Das Gedenken des hl. Stephanus und Weihnachten gehören doch eng zusammen (als vor einigen Jahren das Fest des Heiligen vom Fest der hl. Familie verdrängt wurde, fühlte sich das ganz komisch an) – der, der die Kirche ins Leben gerufen hat und jene, über deren Gebeinen sich die Altäre dieser Kirche gleichsam erhebt, deren Blut samengleich in die Erde fällt und sie fruchtbar macht für das Wort, das Fleisch geworden ist.

Als seine Feinde gegen ihn aufstanden, sprach und handelte Stephanus, erfüllt von Gnade, Weisheit und Geist. Und als sie ihn ungerecht vor Gericht brachten, erschien ihnen sein Gesicht wie das eines Engels. Im Angesicht des Todes vertraute er sich Gott an, gab buchstäblich seine Seele Gott zurück, er betete für seine Verfolger und verzieh ihnen. Feindseligkeit, Widerwärtigkeit und Verfolgung können auch uns begegnen; den Christen in der Verfolgung begegnen sie Tag für Tag: ihr werdet um meines Namens willen von allen gehaßt werden.

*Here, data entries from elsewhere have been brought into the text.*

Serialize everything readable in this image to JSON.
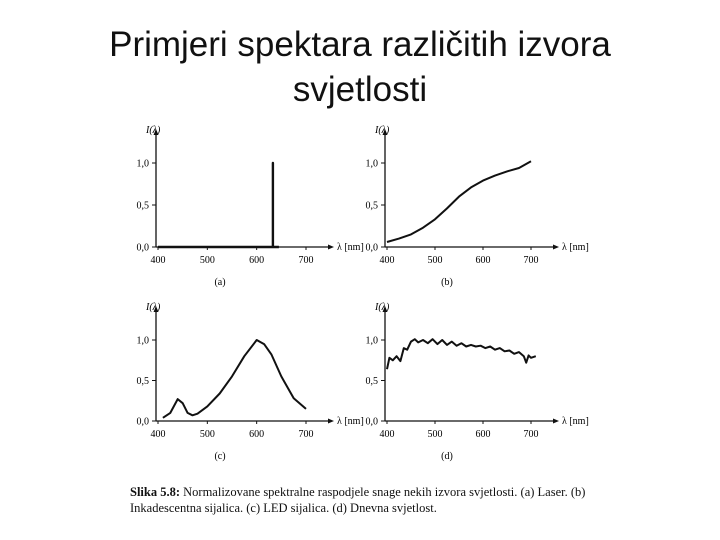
{
  "slide": {
    "title_line1": "Primjeri spektara različitih izvora",
    "title_line2": "svjetlosti"
  },
  "caption": {
    "label": "Slika 5.8:",
    "text": "Normalizovane spektralne raspodjele snage nekih izvora svjetlosti. (a) Laser. (b) Inkadescentna sijalica. (c) LED sijalica. (d) Dnevna svjetlost."
  },
  "chart_data": [
    {
      "type": "line",
      "panel_label": "(a)",
      "ylabel": "I(λ)",
      "xlabel": "λ [nm]",
      "xticks": [
        "400",
        "500",
        "600",
        "700"
      ],
      "yticks": [
        "0,0",
        "0,5",
        "1,0"
      ],
      "xlim": [
        400,
        700
      ],
      "ylim": [
        0,
        1.0
      ],
      "x": [
        400,
        633,
        633,
        633,
        633,
        633,
        645
      ],
      "y": [
        0,
        0,
        1.0,
        0,
        0,
        0,
        0
      ]
    },
    {
      "type": "line",
      "panel_label": "(b)",
      "ylabel": "I(λ)",
      "xlabel": "λ [nm]",
      "xticks": [
        "400",
        "500",
        "600",
        "700"
      ],
      "yticks": [
        "0,0",
        "0,5",
        "1,0"
      ],
      "xlim": [
        400,
        700
      ],
      "ylim": [
        0,
        1.0
      ],
      "x": [
        400,
        425,
        450,
        475,
        500,
        525,
        550,
        575,
        600,
        625,
        650,
        675,
        700
      ],
      "y": [
        0.06,
        0.1,
        0.15,
        0.23,
        0.33,
        0.46,
        0.6,
        0.71,
        0.79,
        0.85,
        0.9,
        0.94,
        1.02
      ]
    },
    {
      "type": "line",
      "panel_label": "(c)",
      "ylabel": "I(λ)",
      "xlabel": "λ [nm]",
      "xticks": [
        "400",
        "500",
        "600",
        "700"
      ],
      "yticks": [
        "0,0",
        "0,5",
        "1,0"
      ],
      "xlim": [
        400,
        700
      ],
      "ylim": [
        0,
        1.0
      ],
      "x": [
        410,
        425,
        440,
        450,
        460,
        470,
        480,
        500,
        525,
        550,
        575,
        600,
        615,
        630,
        650,
        675,
        700
      ],
      "y": [
        0.04,
        0.1,
        0.27,
        0.22,
        0.1,
        0.07,
        0.09,
        0.18,
        0.34,
        0.55,
        0.8,
        1.0,
        0.95,
        0.82,
        0.55,
        0.28,
        0.15
      ]
    },
    {
      "type": "line",
      "panel_label": "(d)",
      "ylabel": "I(λ)",
      "xlabel": "λ [nm]",
      "xticks": [
        "400",
        "500",
        "600",
        "700"
      ],
      "yticks": [
        "0,0",
        "0,5",
        "1,0"
      ],
      "xlim": [
        400,
        700
      ],
      "ylim": [
        0,
        1.0
      ],
      "x": [
        400,
        405,
        412,
        420,
        428,
        435,
        442,
        450,
        458,
        465,
        475,
        485,
        495,
        505,
        515,
        525,
        535,
        545,
        555,
        565,
        575,
        585,
        595,
        605,
        615,
        625,
        635,
        645,
        655,
        665,
        675,
        685,
        690,
        695,
        700,
        710
      ],
      "y": [
        0.64,
        0.78,
        0.75,
        0.8,
        0.74,
        0.9,
        0.88,
        0.98,
        1.01,
        0.97,
        1.0,
        0.96,
        1.01,
        0.95,
        1.0,
        0.94,
        0.98,
        0.93,
        0.96,
        0.92,
        0.94,
        0.92,
        0.93,
        0.9,
        0.92,
        0.88,
        0.9,
        0.86,
        0.87,
        0.83,
        0.85,
        0.8,
        0.72,
        0.81,
        0.78,
        0.8
      ]
    }
  ]
}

Über das Wesen der Kirche Christi erkennen wir viel, wenn wir das Leben und Sterben derjenigen betrachten, die den mystischen Leib der Kirche ausmachen, deren Glieder sie sind. Mit dem hl. Stephanus hoffen wir, als einzelne wie als Kirche Christi eines Tages dorthin zu gelangen, wo wir den Himmel offen sehen und Christus zur Rechten des Vaters stehen.